Шрифт:
Интервал:
Закладка:
Кровать чуть качнулась и отчалила. Отчалила и легко заскользила в сторону восхода. На горизонте проступило перламутровое сияние, там просыпалось солнце. Перламутр растёкся и превратился в ртуть. Я дотянулся до весла и, встав на колени, начал грести. Рукоять весла, отполированная до тёплого блеска, ладно сидела в ладони. Грёб мерно – справа, слева. Справа, слева. Уверенные движения, без плеска, без брызг – ещё бы! – ведь я был мускулистым гавайцем с шоколадным загаром и гирляндой цветов на шее. Из-за горизонта кто-то выдохнул розовым – нежно, так дышат на зеркало, – и тут же персиковая благость растеклась ввысь, на полнеба. Солнце выставило золотистую дольку. Та засияла самоварным блеском, бескорыстно и радостно. Начала пыжиться, расти. Море, безупречно гладкое, стало лазоревым. Вдруг кто-то качнул лодку – что за чёрт! Кто там – акула? Кит? Или сам сдуру налетел на риф? Ещё раз! Ещё!
Гавайский рай померк, я проснулся. Вера трясла меня за плечо. На полпути к реальности я уже понял, что случилась какая-то беда. Растерянной Вера бывает редко, бывает сердитой или серьёзной, саркастичной или хмурой. Бывает злой, чертовски злой.
– Олень… – она неуверенно показала в сторону окна. – Что-то надо делать…
Я не сразу понял, что там происходит. На опушке, у самого леса, я увидел оленя. Мне показалось, что у него перебиты передние ноги: зверь мучительно пытался встать, но снова и снова падал. Движения напоминали конвульсии.
– Что… – пробормотал я. – Что с ним?
Олень дёрнулся и опять уткнулся головой в траву. Верины ногти впились мне в запястье.
– Проволока. Там проволока.
Олень запутался в колючей проволоке.
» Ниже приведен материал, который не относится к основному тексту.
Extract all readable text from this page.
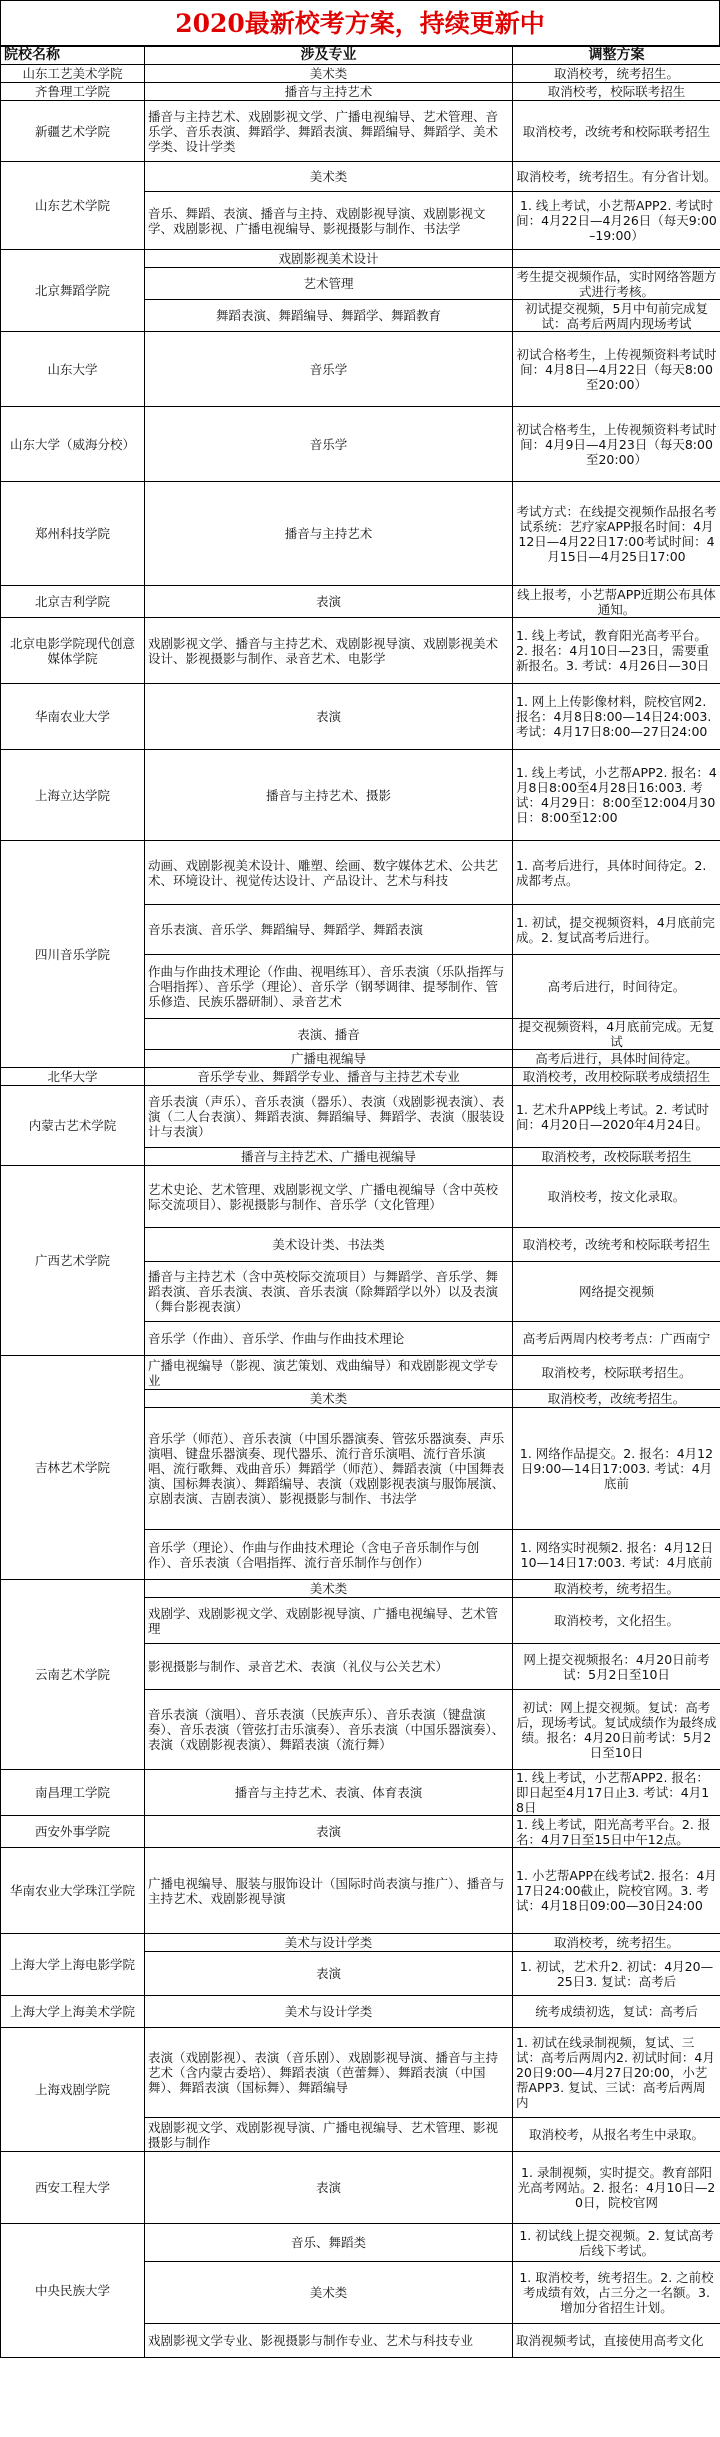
2020最新校考方案，持续更新中
院校名称	涉及专业	调整方案
山东工艺美术学院	美术类	取消校考，统考招生。
齐鲁理工学院	播音与主持艺术	取消校考，校际联考招生
新疆艺术学院	播音与主持艺术、戏剧影视文学、广播电视编导、艺术管理、音乐学、音乐表演、舞蹈学、舞蹈表演、舞蹈编导、舞蹈学、美术学类、设计学类	取消校考，改统考和校际联考招生
山东艺术学院	美术类	取消校考，统考招生。有分省计划。
	音乐、舞蹈、表演、播音与主持、戏剧影视导演、戏剧影视文学、戏剧影视、广播电视编导、影视摄影与制作、书法学	1. 线上考试，小艺帮APP2. 考试时间：4月22日—4月26日（每天9:00–19:00）
北京舞蹈学院	戏剧影视美术设计	
	艺术管理	考生提交视频作品，实时网络答题方式进行考核。
	舞蹈表演、舞蹈编导、舞蹈学、舞蹈教育	初试提交视频，5月中旬前完成复试：高考后两周内现场考试
山东大学	音乐学	初试合格考生，上传视频资料考试时间：4月8日—4月22日（每天8:00至20:00）
山东大学（威海分校）	音乐学	初试合格考生，上传视频资料考试时间：4月9日—4月23日（每天8:00至20:00）
郑州科技学院	播音与主持艺术	考试方式：在线提交视频作品报名考试系统：艺疗家APP报名时间：4月12日—4月22日17:00考试时间：4月15日—4月25日17:00
北京吉利学院	表演	线上报考，小艺帮APP近期公布具体通知。
北京电影学院现代创意媒体学院	戏剧影视文学、播音与主持艺术、戏剧影视导演、戏剧影视美术设计、影视摄影与制作、录音艺术、电影学	1. 线上考试，教育阳光高考平台。2. 报名：4月10日—23日，需要重新报名。3. 考试：4月26日—30日
华南农业大学	表演	1. 网上上传影像材料，院校官网2. 报名：4月8日8:00—14日24:003. 考试：4月17日8:00—27日24:00
上海立达学院	播音与主持艺术、摄影	1. 线上考试，小艺帮APP2. 报名：4月8日8:00至4月28日16:003. 考试：4月29日：8:00至12:004月30日：8:00至12:00
四川音乐学院	动画、戏剧影视美术设计、雕塑、绘画、数字媒体艺术、公共艺术、环境设计、视觉传达设计、产品设计、艺术与科技	1. 高考后进行，具体时间待定。2. 成都考点。
	音乐表演、音乐学、舞蹈编导、舞蹈学、舞蹈表演	1. 初试，提交视频资料，4月底前完成。2. 复试高考后进行。
	作曲与作曲技术理论（作曲、视唱练耳）、音乐表演（乐队指挥与合唱指挥）、音乐学（理论）、音乐学（钢琴调律、提琴制作、管乐修造、民族乐器研制）、录音艺术	高考后进行，时间待定。
	表演、播音	提交视频资料，4月底前完成。无复试
	广播电视编导	高考后进行，具体时间待定。
北华大学	音乐学专业、舞蹈学专业、播音与主持艺术专业	取消校考，改用校际联考成绩招生
内蒙古艺术学院	音乐表演（声乐）、音乐表演（器乐）、表演（戏剧影视表演）、表演（二人台表演）、舞蹈表演、舞蹈编导、舞蹈学、表演（服装设计与表演）	1. 艺术升APP线上考试。2. 考试时间：4月20日—2020年4月24日。
	播音与主持艺术、广播电视编导	取消校考，改校际联考招生
广西艺术学院	艺术史论、艺术管理、戏剧影视文学、广播电视编导（含中英校际交流项目）、影视摄影与制作、音乐学（文化管理）	取消校考，按文化录取。
	美术设计类、书法类	取消校考，改统考和校际联考招生
	播音与主持艺术（含中英校际交流项目）与舞蹈学、音乐学、舞蹈表演、音乐表演、表演、音乐表演（除舞蹈学以外）以及表演（舞台影视表演）	网络提交视频
	音乐学（作曲）、音乐学、作曲与作曲技术理论	高考后两周内校考考点：广西南宁
吉林艺术学院	广播电视编导（影视、演艺策划、戏曲编导）和戏剧影视文学专业	取消校考，校际联考招生。
	美术类	取消校考，改统考招生。
	音乐学（师范）、音乐表演（中国乐器演奏、管弦乐器演奏、声乐演唱、键盘乐器演奏、现代器乐、流行音乐演唱、流行音乐演唱、流行歌舞、戏曲音乐）舞蹈学（师范）、舞蹈表演（中国舞表演、国标舞表演）、舞蹈编导、表演（戏剧影视表演与服饰展演、京剧表演、吉剧表演）、影视摄影与制作、书法学	1. 网络作品提交。2. 报名：4月12日9:00—14日17:003. 考试：4月底前
	音乐学（理论）、作曲与作曲技术理论（含电子音乐制作与创作）、音乐表演（合唱指挥、流行音乐制作与创作）	1. 网络实时视频2. 报名：4月12日10—14日17:003. 考试：4月底前
云南艺术学院	美术类	取消校考，统考招生。
	戏剧学、戏剧影视文学、戏剧影视导演、广播电视编导、艺术管理	取消校考，文化招生。
	影视摄影与制作、录音艺术、表演（礼仪与公关艺术）	网上提交视频报名：4月20日前考试：5月2日至10日
	音乐表演（演唱）、音乐表演（民族声乐）、音乐表演（键盘演奏）、音乐表演（管弦打击乐演奏）、音乐表演（中国乐器演奏）、表演（戏剧影视表演）、舞蹈表演（流行舞）	初试：网上提交视频。复试：高考后，现场考试。复试成绩作为最终成绩。报名：4月20日前考试：5月2日至10日
南昌理工学院	播音与主持艺术、表演、体育表演	1. 线上考试，小艺帮APP2. 报名：即日起至4月17日止3. 考试：4月18日
西安外事学院	表演	1. 线上考试，阳光高考平台。2. 报名：4月7日至15日中午12点。
华南农业大学珠江学院	广播电视编导、服装与服饰设计（国际时尚表演与推广）、播音与主持艺术、戏剧影视导演	1. 小艺帮APP在线考试2. 报名：4月17日24:00截止，院校官网。3. 考试：4月18日09:00—30日24:00
上海大学上海电影学院	美术与设计学类	取消校考，统考招生。
	表演	1. 初试，艺术升2. 初试：4月20—25日3. 复试：高考后
上海大学上海美术学院	美术与设计学类	统考成绩初选，复试：高考后
上海戏剧学院	表演（戏剧影视）、表演（音乐剧）、戏剧影视导演、播音与主持艺术（含内蒙古委培）、舞蹈表演（芭蕾舞）、舞蹈表演（中国舞）、舞蹈表演（国标舞）、舞蹈编导	1. 初试在线录制视频，复试、三试：高考后两周内2. 初试时间：4月20日9:00—4月27日20:00，小艺帮APP3. 复试、三试：高考后两周内
	戏剧影视文学、戏剧影视导演、广播电视编导、艺术管理、影视摄影与制作	取消校考，从报名考生中录取。
西安工程大学	表演	1. 录制视频，实时提交。教育部阳光高考网站。2. 报名：4月10日—20日，院校官网
中央民族大学	音乐、舞蹈类	1. 初试线上提交视频。2. 复试高考后线下考试。
	美术类	1. 取消校考，统考招生。2. 之前校考成绩有效，占三分之一名额。3. 增加分省招生计划。
	戏剧影视文学专业、影视摄影与制作专业、艺术与科技专业	取消视频考试，直接使用高考文化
Нашей колючей проволоке, которую я собирался убрать все три года. Олень попытался встать и упал снова.
Босиком, на ходу натягивая джинсы, я побежал в кладовку. На верхней полке, за пыльной коробкой с ёлочными игрушками, нашёл холщовую сумку с инструментами. Вывалил всё на пол. Среди отвёрток, гаечных ключей, беспризорных шурупов, гвоздей россыпью и прочего слесарного хлама, нашёл кусачки.
Процесс представлялся просто: поглаживая зверя по шелковистой шее и успокаивая ласковыми словами, нужно перекусить ржавую проволоку в нескольких местах – и всё. И всё?
Увидев меня, олень испуганно рванулся. Проволока впилась в горло, потекла кровь. Истоптанная трава уже была вся в красных кляксах. Я поднял руки, точно сдаваясь.
– Тихо-тихо… – шёпотом проговорил я, зачем-то показывая оленю кусачки. – Вот – смотри. И не надо нервничать… Мы сейчас эту…
Зверь скосил на меня безумный глаз. Шарахнулся в сторону и снова упал. Осторожно ступая, я подошёл ближе. Проволока стягивала грудь и передние ноги, из рваных царапин на животе и шее текла кровь.
– Ну как же ты так… – выставив кусачки, я почти дотянулся до проволоки. – Вот мы сейчас…
Олень захрипел и попытался лягнуть меня. Я отскочил, олень снова упал.
– Так дело не пойдёт, – пробормотал я. – Лягаться не надо. Лягаться нехорошо…
Олень вытянул шею, снова захрипел.
– Он по-русски не понимает, – Вера неслышно подошла, она стояла за моей спиной. – Его надо усыпить.
– Точно! – я повернулся. – Как же я не догадался! Принеси мне пожалуйста мой арбалет и стрелы с наконечниками, смазанными снотворным зельем.
– Я серьёзно.
– Вера!
– Не ори.
– Я не ору. Просто громко выражаю свои эмоции. Мы в глуши, в Вермонте! Лес! Дикий лес! Это ж тебе не канал «Дискавери»! Программа «В мире животных»! Глушь и дичь! Тут даже мобильной связи нет! Компьютер еле пашет. Телефон на проводе – девятнадцатый век!
– Должна быть какая-то служба. Не может не быть. Как в Вашингтоне ил Нью-Йорке – «Контроль за животными».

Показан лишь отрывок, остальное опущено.